Love him or despise him, Woody Allen is an American-Jewish filmmaking legend.
The following article looks at the early career of the writer-director-actor Woody Allen and traces his growing reliance on Jewish humor, which would reach its full expression later in his career. Reprinted with permission from American-Jewish Filmmakers: Traditions and Trends (University of Illinois Press).
Woody Allen's career represents a virtual case history in coming to terms with tradition, with the search for an appropriate personal model of artistic creation sifted through a set of circumstances characteristic of a large portion of American Jewry. His films participate in the stream of American-Jewish art and literature that uses the structure of the bildungsroman [a style of novel focusing on the main character's personal development] to examine the emerging, maturing self and its relation to the world. His films, further, rely heavily upon the classic characteristics of Jewish humor and target aspects of popular culture.
Allen's cinema, however, participates little in the search for social justice, a point for which he has been criticized, most often by Jewish critics. Instead, he reaches beyond the moment for larger social and religious truths. In this respect, Allen's cinema draws as much on other traditions as on Jewish ones, particularly relying upon the tradition of European art cinema exemplified for Allen, as for most audiences, by Bergman and Fellini.
Cinema as Judaism
Allen archetypically represents the American-Jewish artist in his reproduction of the absent tradition of American-Jewish art: Judaism. In fact, Judaism is the structuring absence of his mature films; his cinema is a constant working out of this missing link, a continual search for a substitute for Judaism. Jewish artists often manifest this absence through the search for social justice or the participation in popular lifestyle trends.
For Allen, however, the cinema itself substitutes for Judaism. Although he began his film career by humorously parodying earlier films and film forms, his career has gradually explored the place of movies within a complete, meaningful life. This life will be lived in the predominant settings associated with American Jewry--urban America, often within the world of show business--but meaning will be derived from a search for the transcendent found in the movies.
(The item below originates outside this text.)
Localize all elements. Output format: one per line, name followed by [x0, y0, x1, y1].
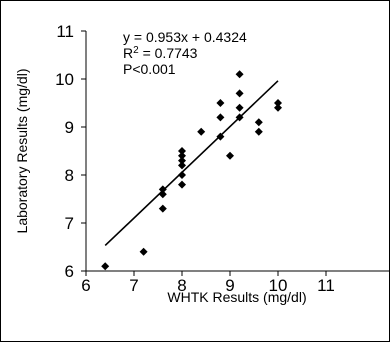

Allen's search for traditions is also a matter of coming to terms with influences, many of which derive from Jewishness, although he borrows from other significant traditions as well. In addition to the tradition of European art cinema, he draws upon the tradition of American silent comedy, especially the works of Charlie Chaplin, Buster Keaton, and Harold Lloyd. In fact, Allen's cinema progresses precisely by the degree to which he gradually abandons the established physical traditions of comedy in favor of a metaphysical approach exemplified by Bergman and Fellini.